Em seu riquíssimo fazer artístico, Paulinho carrega sempre aquela que talvez seja a sua marca maior: a elegância. Elegância esta que lhe garantiu o carinhoso apelido de “Príncipe do Samba” e que pode ser facilmente observada no seu modo de tocar, de cantar e de interagir com o público.
Ao longo deste ano, tive o privilégio de estar em quatro shows do nosso artista: três na cidade de São Paulo e um na cidade do Rio de Janeiro. Com certo desconsolo, notei que a plateia não conhecia a maior parte das canções dos repertórios selecionados para cada espetáculo. Invariavelmente, o público só demonstrou entusiasmo com os mesmos três ou quatro megassucessos da carreira do sambista - o que, embora até seja compreensível, não deve ser tomado como razoável.
Paulinho é dono de uma obra extremamente vasta, que hoje representa um pilar fundamental de resistência daquele que pode ser considerado o pai dos ritmos e gêneros brasileiros: o samba. Seus trabalhos, além de apresentarem um refino e uma sofisticação indiscutíveis, incorporam elementos importantes de crítica às mazelas sociais brasileiras, ao racismo em suas mais diversas manifestações e ao processo de apropriação da celebração popular do carnaval pelo mercado hegemônico.

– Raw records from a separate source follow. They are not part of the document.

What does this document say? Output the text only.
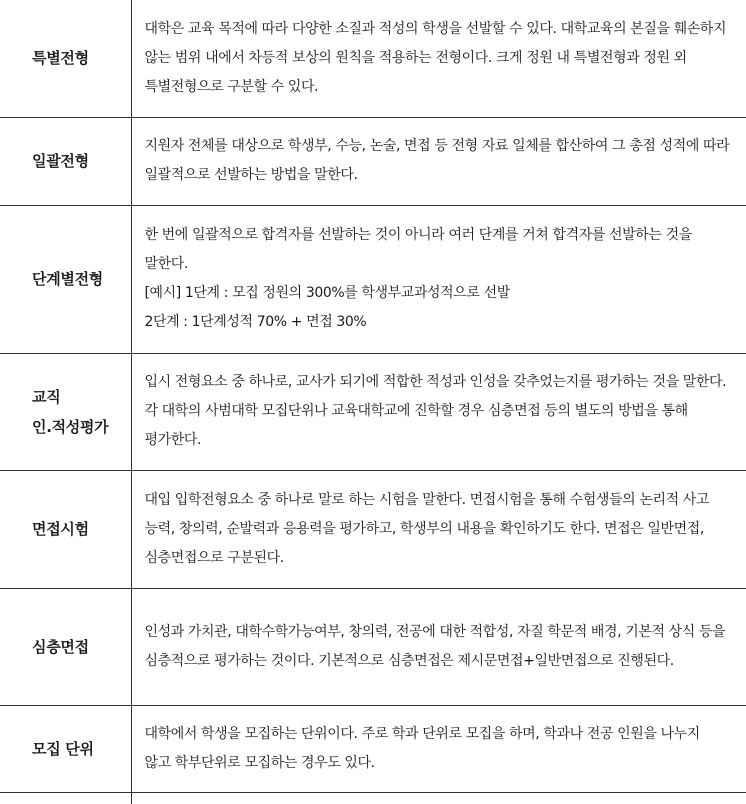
특별전형	대학은 교육 목적에 따라 다양한 소질과 적성의 학생을 선발할 수 있다. 대학교육의 본질을 훼손하지 않는 범위 내에서 차등적 보상의 원칙을 적용하는 전형이다. 크게 정원 내 특별전형과 정원 외 특별전형으로 구분할 수 있다.

일괄전형	지원자 전체를 대상으로 학생부, 수능, 논술, 면접 등 전형 자료 일체를 합산하여 그 총점 성적에 따라 일괄적으로 선발하는 방법을 말한다.

단계별전형	한 번에 일괄적으로 합격자를 선발하는 것이 아니라 여러 단계를 거쳐 합격자를 선발하는 것을 말한다.
[예시] 1단계 : 모집 정원의 300%를 학생부교과성적으로 선발
2단계 : 1단계성적 70% + 면접 30%

교직
인.적성평가	입시 전형요소 중 하나로, 교사가 되기에 적합한 적성과 인성을 갖추었는지를 평가하는 것을 말한다. 각 대학의 사범대학 모집단위나 교육대학교에 진학할 경우 심층면접 등의 별도의 방법을 통해 평가한다.

면접시험	대입 입학전형요소 중 하나로 말로 하는 시험을 말한다. 면접시험을 통해 수험생들의 논리적 사고 능력, 창의력, 순발력과 응용력을 평가하고, 학생부의 내용을 확인하기도 한다. 면접은 일반면접, 심층면접으로 구분된다.

심층면접	인성과 가치관, 대학수학가능여부, 창의력, 전공에 대한 적합성, 자질 학문적 배경, 기본적 상식 등을 심층적으로 평가하는 것이다. 기본적으로 심층면접은 제시문면접+일반면접으로 진행된다.

모집 단위	대학에서 학생을 모집하는 단위이다. 주로 학과 단위로 모집을 하며, 학과나 전공 인원을 나누지 않고 학부단위로 모집하는 경우도 있다.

Por essas razões, acredito que a obra de Paulinho deva ser mais valorizada e reconhecida pelas brasileiras e pelos brasileiros. E a chegada dos seus 80 anos, em novembro, parece ser o convite perfeito para que aqueles que já conhecem a sua obra se aprofundem ainda mais nesse maravilhoso universo e para que aqueles que ainda não tiveram a felicidade de conhecer experimentem um primeiro contato.
Portanto, nesta data em que a nossa música popular assiste contente a mais um aniversário de um de seus grandes gênios, deixo aqui a seguinte mensagem: ouçam Paulinho, consumam Paulinho, apreciem, sem moderação alguma, Paulinho da Viola!
E como não poderia deixar de fazer, registro, para finalizar, um necessário agradecimento: obrigado, Paulinho, por tudo que fez, que faz e que ainda fará pela nossa arte! Saúde!